“Au moment où nous commençons à inscrire dans notre mémoire une trace de ce que nous avons vécu, certains des réseaux de cellules nerveuses qui composent notre cerveau se transforment en inscrivant en nous ce souvenir. Et ainsi, de manière apparemment paradoxale, c’est notre capacité même à devenir autre, à nous transformer, sans même le ressentir, à mesure que nous vivons des expériences nouvelles, qui nous permet de nous souvenir de ce que nous avons vécu.
Ce qui ne nous transforme pas ne nous laisse pas de souvenir. Et pour cette raison, de manière apparemment étrange, si nous sommes capables de nous souvenir de ce que nous avons vécu, c’est parce que nous ne sommes plus les mêmes que lorsque nous l’avons vécu. C’est parce que nous sommes devenu autre. Je est un autre, disait Rimbaud. Toute mémoire, tout souvenir, est la ,preuve vivante que je deviens constamment autre. Que nous devenons constamment autres.
Nous sommes faits de mémoire et d’oubli. Et cette part d’oubli – cet oubli partiel de nos transformations permanentes – joue probablement un rôle important dans la préservation, tout au long de notre existence, de notre sentiment d’identité et de continuité.

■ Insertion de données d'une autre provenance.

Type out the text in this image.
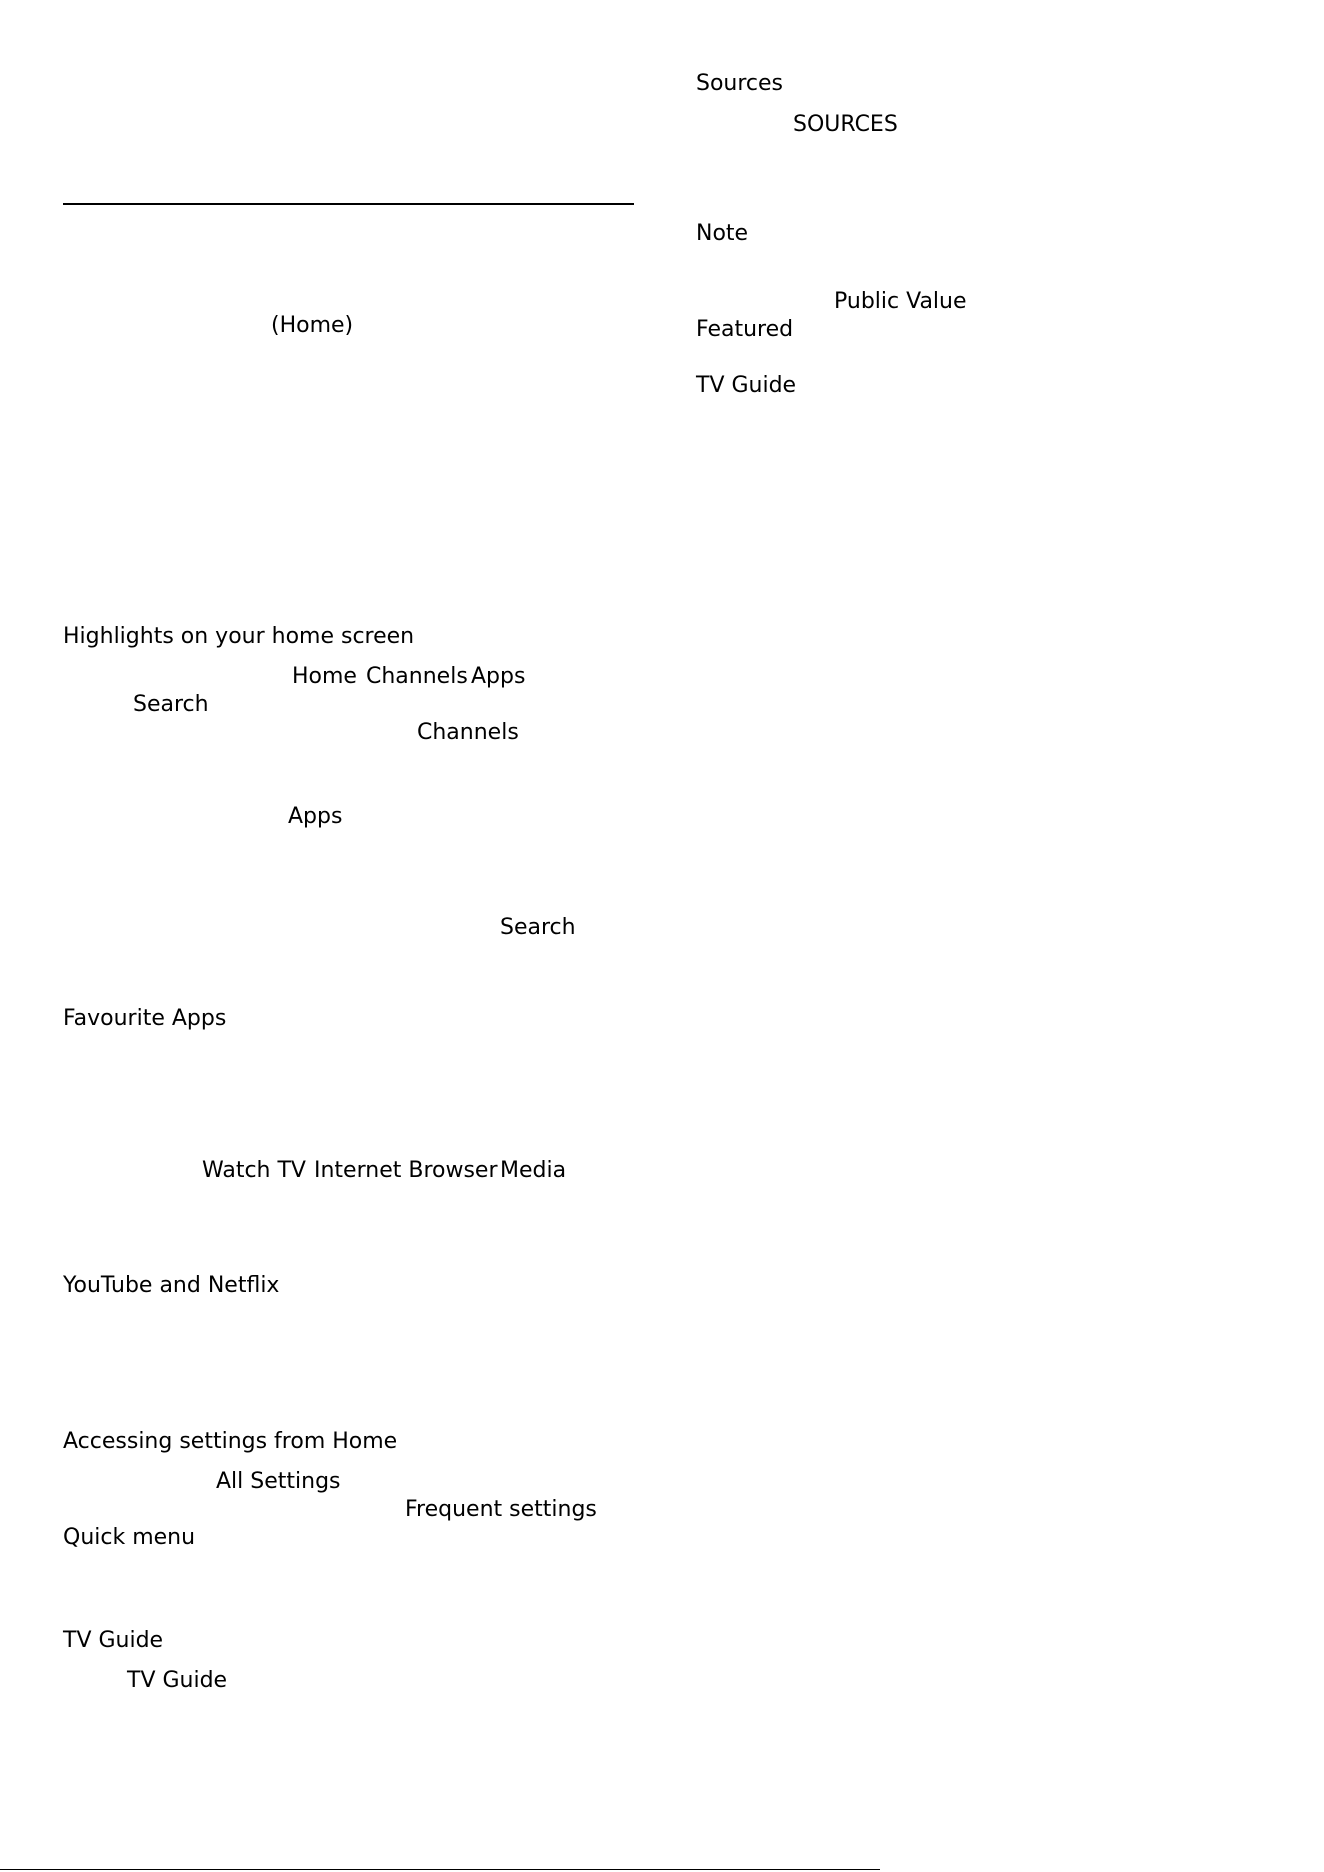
Sources
SOURCES
Note
Public Value
Featured
TV Guide
(Home)
Highlights on your home screen
Home Channels Apps
Search
Channels
Apps
Search
Favourite Apps
Watch TV Internet Browser Media
YouTube and Netflix
Accessing settings from Home
All Settings
Frequent settings
Quick menu
TV Guide
TV Guide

Les réseaux de cellules nerveuses qui nous permettent aujourd’hui de reconnaître sans étonnement notre visage dans le miroir ont changé de manière subtile – s’adaptent progressivement aux modifications que le passage du temps a causées, dit Antonio Damasio. Si nous savons que c’est notre visage – que c’est de nous qu’il s’agit -, c’est parce que nous avons en partie, confusément, oublié que notre visage a changé.
Tout souvenir qui émerge à notre conscience émerge d’une reconstruction. Se souvenir implique, au niveau cérébral, une réelle opération de recomposition, à partir de la mobilisation de traces multiples, discrètes, morcelées, réparties dans de nombreux réseaux de cellules nerveuses dispersés à travers différentes régions de notre cerveau.
Et ainsi la mémoire est non seulement la preuve vivante que je deviens continuellement autre, mais aussi que ce je émerge en permanence d’un nous.”
Sur les épaules de Darwin, Les battements du temps, Jean-Claude Ameisen, Les liens qui libèrent, p173, 174.
Ne sachant où laisser ces quelques mots, je me mets là. Je viens de regarder le film L’Aéroport et moi. Pas mal du tout dans l’esprit, l’ambiance. Sauf le donneur de leçon parisien dont le bavardage suffisant est à la limite du ridicule, et dont je ne vois pas bien la pertinence dans le choix plutôt judicieux du réalisateur : montrer à voir la perplexité.